Michael Myers, MD, a physician to physicians, urges any clinician who, worn out by COVID-19, has thoughts of leaving medicine to seek counseling first.
Patient Care recently spoke with Michael Myers, MD, an expert in physician mental health, about the unprecedented psychic and emotional challenges faced by front line clinicians caring for patients infected with the SARS-CoV-2 virus.
In this short video, Myers comments on clinicians who have been so deeply affected by the pandemic conditions -either emotionally or materially - that they are ready to leave practice.
Dr Myers, speaking from his clinician point-of-view, explains how important it is--and will be going forward--to engage in treatment the clinician who is ready to leave a practice or shut the doors, evaluate the individual for a nascent mental health issue such as major depression, treat any mental illness with medication and counseling and, when they are feeling better, revisit the desire to leave their life work behind.
The following transcript has been edited for clarity.
Patient Care. So, sort of on the flip side of that we hear and see a fair amount of talk about physicians saying. “This is it, I'm, I'm leaving medicine. It's been ruined for me.” And some feel abandoned, some feel victimized, as I said earlier, by patients who won't follow precautions; many smaller solo practice or small group practice physicians are actually having to close their doors. I guess this all may add up to my question about PTSD in the wake of the crisis, which is not anywhere near over.

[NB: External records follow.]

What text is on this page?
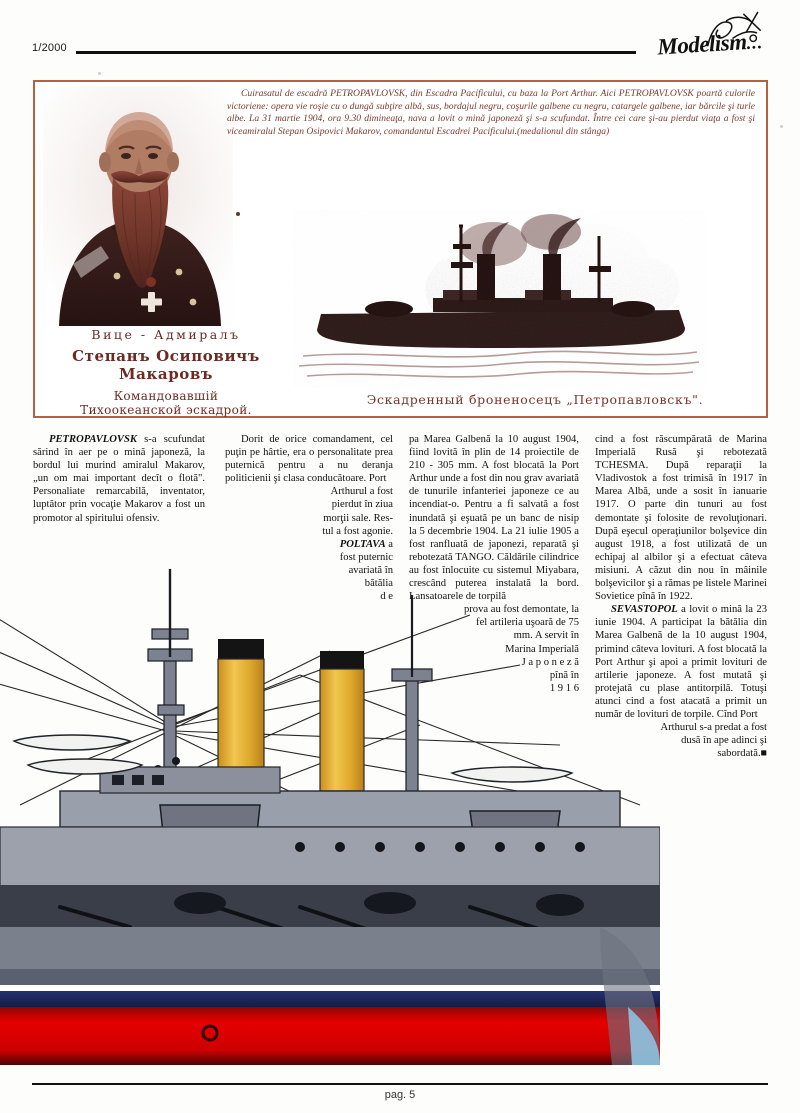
1/2000	Modelism...
Вице - Адмиралъ
Степанъ Осиповичъ Макаровъ
Командовавшiй
Тихоокеанской эскадрой.
Cuirasatul de escadră PETROPAVLOVSK, din Escadra Pacificului, cu baza la Port Arthur. Aici PETROPAVLOVSK poartă culorile victoriene: opera vie roşie cu o dungă subţire albă, sus, bordajul negru, coşurile galbene cu negru, catargele galbene, iar bărcile şi turle albe. La 31 martie 1904, ora 9.30 dimineaţa, nava a lovit o mină japoneză şi s-a scufundat. Între cei care şi-au pierdut viaţa a fost şi viceamiralul Stepan Osipovici Makarov, comandantul Escadrei Pacificului.(medalionul din stânga)
Эскадренный броненосецъ „Петропавловскъ".

PETROPAVLOVSK s-a scufundat sărind în aer pe o mină japoneză, la bordul lui murind amiralul Makarov, „un om mai important decît o flotă". Personaliate remarcabilă, inventator, luptător prin vocaţie Makarov a fost un promotor al spiritului ofensiv.

Dorit de orice comandament, cel puţin pe hârtie, era o personalitate prea puternică pentru a nu deranja politicienii şi clasa conducătoare. Port

Arthurul a fost
pierdut în ziua
morţii sale. Res-
tul a fost agonie.
POLTAVA a
fost puternic
avariată în
bătălia
d e

pa Marea Galbenă la 10 august 1904, fiind lovită în plin de 14 proiectile de 210 - 305 mm. A fost blocată la Port Arthur unde a fost din nou grav avariată de tunurile infanteriei japoneze ce au incendiat-o. Pentru a fi salvată a fost inundată şi eşuată pe un banc de nisip la 5 decembrie 1904. La 21 iulie 1905 a fost ranfluată de japonezi, reparată şi rebotezată TANGO. Căldările cilindrice au fost înlocuite cu sistemul Miyabara, crescând puterea instalată la bord. Lansatoarele de torpilă

prova au fost demontate, la
fel artileria uşoară de 75
mm. A servit în
Marina Imperială
J a p o n e z ă
pînă în
1 9 1 6

cind a fost răscumpărată de Marina Imperială Rusă şi rebotezată TCHESMA. După reparaţii la Vladivostok a fost trimisă în 1917 în Marea Albă, unde a sosit în ianuarie 1917. O parte din tunuri au fost demontate şi folosite de revoluţionari. După eşecul operaţiunilor bolşevice din august 1918, a fost utilizată de un echipaj al albilor şi a efectuat câteva misiuni. A căzut din nou în mâinile bolşevicilor şi a rămas pe listele Marinei Sovietice pînă în 1922.

SEVASTOPOL a lovit o mină la 23 iunie 1904. A participat la bătălia din Marea Galbenă de la 10 august 1904, primind câteva lovituri. A fost blocată la Port Arthur şi apoi a primit lovituri de artilerie japoneze. A fost mutată şi protejată cu plase antitorpilă. Totuşi atunci cind a fost atacată a primit un număr de lovituri de torpile. Cînd Port

Arthurul s-a predat a fost
dusă în ape adinci şi
sabordată.■
pag. 5
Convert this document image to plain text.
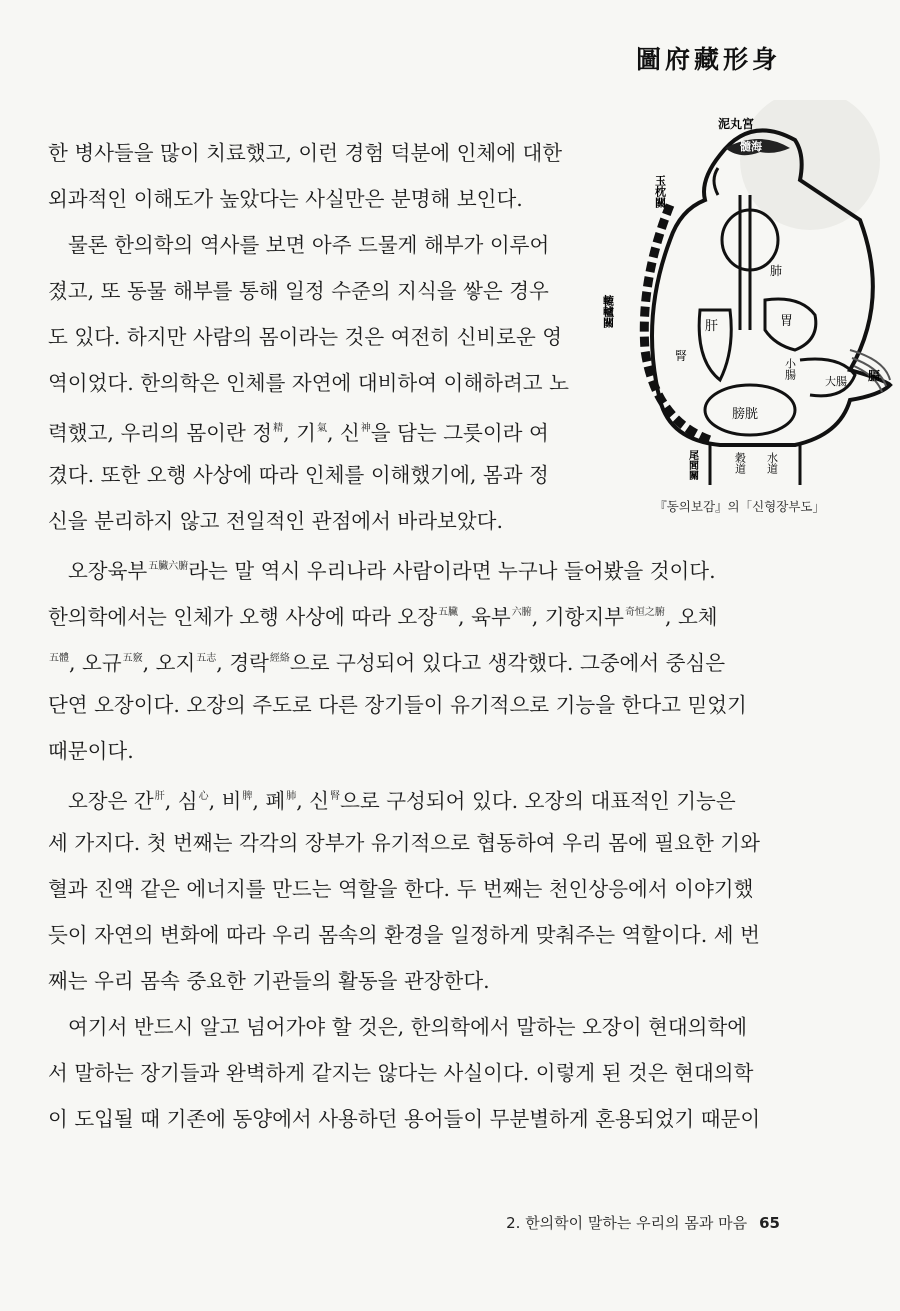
圖府藏形身
泥丸宮
髓海
玉枕關
轆轤關	肝	胃
小腸
大腸
膀胱
尾閭關	穀道 水道
肺
腎
膈
『동의보감』의「신형장부도」
한 병사들을 많이 치료했고, 이런 경험 덕분에 인체에 대한
외과적인 이해도가 높았다는 사실만은 분명해 보인다.
물론 한의학의 역사를 보면 아주 드물게 해부가 이루어
졌고, 또 동물 해부를 통해 일정 수준의 지식을 쌓은 경우
도 있다. 하지만 사람의 몸이라는 것은 여전히 신비로운 영
역이었다. 한의학은 인체를 자연에 대비하여 이해하려고 노
력했고, 우리의 몸이란 정$^精$, 기$^氣$, 신$^神$을 담는 그릇이라 여
겼다. 또한 오행 사상에 따라 인체를 이해했기에, 몸과 정
신을 분리하지 않고 전일적인 관점에서 바라보았다.
오장육부$^{五臟六腑}$라는 말 역시 우리나라 사람이라면 누구나 들어봤을 것이다.
한의학에서는 인체가 오행 사상에 따라 오장$^{五臟}$, 육부$^{六腑}$, 기항지부$^{奇恒之腑}$, 오체
$^{五體}$, 오규$^{五竅}$, 오지$^{五志}$, 경락$^{經絡}$으로 구성되어 있다고 생각했다. 그중에서 중심은
단연 오장이다. 오장의 주도로 다른 장기들이 유기적으로 기능을 한다고 믿었기
때문이다.
오장은 간$^肝$, 심$^心$, 비$^脾$, 폐$^肺$, 신$^腎$으로 구성되어 있다. 오장의 대표적인 기능은
세 가지다. 첫 번째는 각각의 장부가 유기적으로 협동하여 우리 몸에 필요한 기와
혈과 진액 같은 에너지를 만드는 역할을 한다. 두 번째는 천인상응에서 이야기했
듯이 자연의 변화에 따라 우리 몸속의 환경을 일정하게 맞춰주는 역할이다. 세 번
째는 우리 몸속 중요한 기관들의 활동을 관장한다.
여기서 반드시 알고 넘어가야 할 것은, 한의학에서 말하는 오장이 현대의학에
서 말하는 장기들과 완벽하게 같지는 않다는 사실이다. 이렇게 된 것은 현대의학
이 도입될 때 기존에 동양에서 사용하던 용어들이 무분별하게 혼용되었기 때문이
2. 한의학이 말하는 우리의 몸과 마음 65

But, from what you’ve said, it sounds to me as though there's going to be a group that will that is resilient, that will move on from this and maybe weren't as deeply touched. But for those who were, what do we have to look forward to for them?
Michael F. Myers, MD Professor of Clinical Psychiatry, immediate past Vice-Chair of Education and Director of Training Department of Psychiatry & Behavioral Sciences , SUNY-Downstate Medical Center, Brooklyn, NY.
Myers. Well, what I would suggest in a situation like that, and I'm, now I've got my clinician cap on, because when I was in private practice, it wasn't unusual for me at all to have a new patient come in and describe exactly sort of what you were saying; it was before the pandemic, but, in a sense, they’re sort of saying, “Should I give it all up? I feel like I need to, I want to,” etc, etc. And it became my job to help them sort that up. Because what I wanted to make sure, of course, was that they weren't perhaps, maybe slipping into what we call a clinical depression, a major depression, or some other type of illness that was contributing to the way they were feeling. So, in other words, when and if that was the case, and we successfully treated it, then their vision and their outlook was quite different. They say, “You know, now that I'm feeling better, I've got my mojo back. Yes, yes, my work is stressful, but I don't think I need, I don't think I need to leave it, or I don't think I need to retire completely. I think I need to make some changes, because so much of this, I think, got me into trouble in the first place. But I'm going to I'm going to, I'm going to have a second look at that,” that sort of thing.
I would suggest that anybody who's considering that would you know, there are physician coaches out there, they also assist with something like that. And because this is often the person's life work, and they want to make sure that if they are going to…others are very clear. They feel they feel done, you know, “I’ve given many years to this, I'm going to retire early and I’m going to become a farmer.”